En effet, le mardi 15 janvier, le tribunal administratif de Lyon a rendu une décision annulant l’autorisation de mise en vente sur le marché d’un produit phytopharmaceutique avec une forte contenance en glyphosate : le Roundup 360. La juridiction administrative a justifié sa décision en s’appuyant sur le principe de précaution puisque la substance contenue dans le désherbant aurait un caractère cancérigène. Ce principe est défini à l’article 5 de la charte de l’environnement, ainsi que dans l’article 7 du règlement 178/2002 du Parlement européen. Il s’applique en l’absence de certitudes scientifiquement établies. Selon ce principe, des mesures doivent être prises dans les cas où il existe des raisons suffisantes de croire qu’une activité ou un produit a de grandes chances de causer des dommages graves et irréversibles à la santé ou à l’environnement. La substance, appelée glyphosate fait l’objet de nombreux débats quant à son interdiction de commercialisation sur les marchés de certains pays.
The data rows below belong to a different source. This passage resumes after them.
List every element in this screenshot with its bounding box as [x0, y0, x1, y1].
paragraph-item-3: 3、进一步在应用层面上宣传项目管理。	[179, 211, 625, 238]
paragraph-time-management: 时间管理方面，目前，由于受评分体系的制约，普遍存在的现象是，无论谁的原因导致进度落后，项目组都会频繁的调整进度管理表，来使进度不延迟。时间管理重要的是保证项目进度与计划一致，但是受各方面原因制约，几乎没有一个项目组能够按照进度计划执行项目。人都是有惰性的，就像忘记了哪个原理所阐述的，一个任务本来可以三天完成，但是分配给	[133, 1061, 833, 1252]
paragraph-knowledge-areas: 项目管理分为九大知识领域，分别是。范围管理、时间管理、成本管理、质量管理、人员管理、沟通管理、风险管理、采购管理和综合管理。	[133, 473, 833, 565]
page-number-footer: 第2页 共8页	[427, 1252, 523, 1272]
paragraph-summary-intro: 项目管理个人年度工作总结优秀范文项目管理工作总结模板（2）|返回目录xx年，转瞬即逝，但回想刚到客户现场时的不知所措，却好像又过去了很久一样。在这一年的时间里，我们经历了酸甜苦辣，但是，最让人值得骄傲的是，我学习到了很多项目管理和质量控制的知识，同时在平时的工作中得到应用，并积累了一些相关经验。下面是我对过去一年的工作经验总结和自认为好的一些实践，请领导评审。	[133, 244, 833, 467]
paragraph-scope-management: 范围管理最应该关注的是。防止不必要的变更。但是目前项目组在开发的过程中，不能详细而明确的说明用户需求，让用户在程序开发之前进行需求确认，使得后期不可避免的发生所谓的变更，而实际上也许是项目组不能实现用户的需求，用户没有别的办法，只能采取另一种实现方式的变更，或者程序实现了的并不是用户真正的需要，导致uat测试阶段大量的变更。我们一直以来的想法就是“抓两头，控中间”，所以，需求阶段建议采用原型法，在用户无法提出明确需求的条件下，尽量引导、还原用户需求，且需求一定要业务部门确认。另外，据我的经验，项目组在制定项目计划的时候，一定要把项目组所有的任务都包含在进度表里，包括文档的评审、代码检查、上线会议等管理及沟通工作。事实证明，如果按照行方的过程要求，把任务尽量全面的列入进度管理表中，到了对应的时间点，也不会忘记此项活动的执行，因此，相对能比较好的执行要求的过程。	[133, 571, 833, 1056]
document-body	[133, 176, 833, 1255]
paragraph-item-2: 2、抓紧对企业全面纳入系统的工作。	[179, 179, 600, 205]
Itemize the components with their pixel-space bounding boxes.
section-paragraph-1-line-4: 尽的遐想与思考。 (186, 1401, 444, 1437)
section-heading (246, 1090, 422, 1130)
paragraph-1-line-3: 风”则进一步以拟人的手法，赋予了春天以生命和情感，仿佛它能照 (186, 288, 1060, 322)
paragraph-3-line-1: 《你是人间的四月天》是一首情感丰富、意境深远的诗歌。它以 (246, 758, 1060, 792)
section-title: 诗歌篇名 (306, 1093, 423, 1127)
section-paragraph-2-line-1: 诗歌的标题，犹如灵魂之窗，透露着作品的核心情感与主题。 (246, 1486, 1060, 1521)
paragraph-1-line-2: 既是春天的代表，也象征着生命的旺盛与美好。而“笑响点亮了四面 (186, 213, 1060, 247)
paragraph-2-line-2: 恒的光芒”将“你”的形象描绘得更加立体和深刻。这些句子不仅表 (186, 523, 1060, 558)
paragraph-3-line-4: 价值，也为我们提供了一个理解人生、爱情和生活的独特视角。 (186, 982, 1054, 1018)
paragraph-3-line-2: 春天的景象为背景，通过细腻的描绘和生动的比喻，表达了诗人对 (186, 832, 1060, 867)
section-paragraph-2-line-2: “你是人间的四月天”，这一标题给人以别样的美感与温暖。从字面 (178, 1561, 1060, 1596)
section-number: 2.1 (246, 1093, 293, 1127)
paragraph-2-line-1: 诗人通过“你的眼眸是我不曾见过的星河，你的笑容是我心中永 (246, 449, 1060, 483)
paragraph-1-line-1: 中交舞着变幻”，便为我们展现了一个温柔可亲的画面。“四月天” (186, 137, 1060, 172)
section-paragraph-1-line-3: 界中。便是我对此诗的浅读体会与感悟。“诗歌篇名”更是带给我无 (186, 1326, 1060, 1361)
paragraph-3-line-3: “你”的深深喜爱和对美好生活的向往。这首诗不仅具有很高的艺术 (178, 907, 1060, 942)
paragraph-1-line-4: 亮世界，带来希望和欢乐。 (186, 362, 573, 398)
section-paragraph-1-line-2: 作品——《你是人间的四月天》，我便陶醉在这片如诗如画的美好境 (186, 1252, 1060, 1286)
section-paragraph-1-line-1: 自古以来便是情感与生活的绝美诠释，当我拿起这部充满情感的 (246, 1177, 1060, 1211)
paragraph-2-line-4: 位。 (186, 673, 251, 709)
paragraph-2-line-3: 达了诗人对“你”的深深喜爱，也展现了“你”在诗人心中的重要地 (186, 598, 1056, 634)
L'interdiction du Roundup Pro 360 par le tribunal administratif de Lyon, a encore accru la méfiance vis-à-vis du glyphosate. Cependant, il n’est pas exclu que la justice européenne se prononce sur la légalité de l’autorisation du glyphosate. En effet, un recours en annulation contre le règlement renouvelant l’autorisation de mise en vente de cette substance sur le marché, a été déposé par la région Bruxelles-capitale devant la Cour de Justice de l’UE.
Afin d’évaluer les procédures d’autorisation d’herbicides au sein de l’UE, une commission spéciale sur « la procédure d’autorisation des pesticides » a été constituée au Parlement européen. Elle a pour objectif de demander aux Etats membres plus de transparence et d’indépendance, ainsi que de veiller à la bonne application du principe de précaution afin de garantir la protection de la santé des 500 millions d’européens.
Cette commission a rendu en décembre dernier, un rapport contenant un certain nombre de recommandations, votées à la majorité des eurodéputés. Ce sont ces recommandations qui ont fait l’objet d'une enquête, extrêmement critiquée publiée le 15 janvier 2019. Selon elle, l'institut allemand BfR, chargé d'évaluer la toxicité du glyphosate pour le compte de l'UE, a plagié des études industrielles dont celles de Bayer (anciennement Monsanto). Cette stratégie de la part de cet institut, a déclenché une certaine méfiance de la part de la population européenne.
La situation reste donc problématique et seule la décision de la Cour de Justice de l’UE parviendra à mettre tout le monde d’accord.